How has the Centre evolved with the city itself? The Centre’s business has continued to grow and has been supported by the increasing awareness of Brisbane and Queensland. Being located in the entertainment and cultural precinct of South Bank has also been an asset to the Centre. South Bank has been reimagined several times since the Centre opened and we are very fortunate to have a selection of great hotels and restaurants plus our Performing Arts Centre, Museum and Art Galleries within a five minute walk from the Centre.

We have also worked closely with a number of our partners to maximise the opportunities of the area. In particular, our relationship with Queensland Ballet has been in place for nine years. The Centre hosts opening nights for the Ballet which are in the Performing Arts Centre and a parade of attendees take the short walk from QPAC across the road to BCEC to celebrate another wonderful performance.

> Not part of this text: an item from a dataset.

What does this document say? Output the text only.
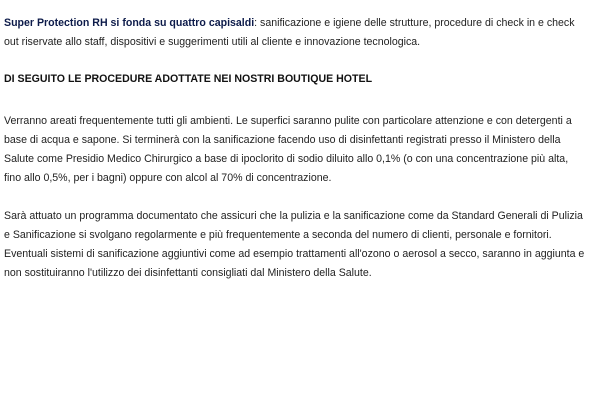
Super Protection RH si fonda su quattro capisaldi: sanificazione e igiene delle strutture, procedure di check in e check out riservate allo staff, dispositivi e suggerimenti utili al cliente e innovazione tecnologica.

DI SEGUITO LE PROCEDURE ADOTTATE NEI NOSTRI BOUTIQUE HOTEL

Verranno areati frequentemente tutti gli ambienti. Le superfici saranno pulite con particolare attenzione e con detergenti a base di acqua e sapone. Si terminerà con la sanificazione facendo uso di disinfettanti registrati presso il Ministero della Salute come Presidio Medico Chirurgico a base di ipoclorito di sodio diluito allo 0,1% (o con una concentrazione più alta, fino allo 0,5%, per i bagni) oppure con alcol al 70% di concentrazione.

Sarà attuato un programma documentato che assicuri che la pulizia e la sanificazione come da Standard Generali di Pulizia e Sanificazione si svolgano regolarmente e più frequentemente a seconda del numero di clienti, personale e fornitori. Eventuali sistemi di sanificazione aggiuntivi come ad esempio trattamenti all'ozono o aerosol a secco, saranno in aggiunta e non sostituiranno l'utilizzo dei disinfettanti consigliati dal Ministero della Salute.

Further opportunities have come to pass with our cultural neighbours with the Centre hosting regular events with the Queensland Symphony Orchestra, particularly the Harry Potter. Presents series. The size of the Centre’s Great Hall gives greater opportunities for the QSO and exposure for BCEC in areas other than conventions and exhibitions.

Our Advocates Partnership has been a spectacular success and is regarded by our Chairman Harvey Lister as the best program of its kind. This program has evolved from the continuing development of Brisbane’s world-leading scientists and researchers.

The Advocates Partnership supports State Government key development areas and has assisted in securing 135 conventions worth $190 million of business for the Centre and Queensland since its inception.

Brisbane is in the middle of further evolution with the Brisbane Airport having added a second runway, the Queen’s Wharf development nearing completion which is changing the face of the city and will be linked to BCEC by a pedestrian bridge and of course, the Olympics will make a significant difference to the city between now and 2032.

How important is the Brisbane Olympics in 2032? This event is a turning point for Brisbane. The opportunity for international awareness of the destination will increase exponentially. Research undertaken by ASM Global into hosting of conventions in previous Olympic cities has determined two peak times for opportunities and growing business. BCEC is setting up its Olympic Task Force to continue to plan for the opportunities and growth of the future.

We see that, whilst there is no need to make any significant adjustments to the Centre to host the four Olympic sports and four Paralympic sports as well as the Media Centre, we believe there will be opportunities for significant upgrades to the Centre’s external façade and entrances, as well as the incorporation of usual technological changes that will take place over the next 10 years.

What aspects will you be dealing with in your new role? My new role as Chief Operating Officer – Venue Operations, ASM Global APAC is charged with overseeing all operational aspects of venues in the ASM Global APAC portfolio. The role has developed to provide strategic leadership, management and vision to support the ongoing growth and development of the ASM Global APAC portfolio of venues across the region.

This will cover dealing with operating convention centres, arenas and stadiums throughout Australia, New Zealand, Asia and the Middle East.

I will also retain involvement directly with BCEC in the new position of CEO following the appointment of Kym Guesdon as general manager.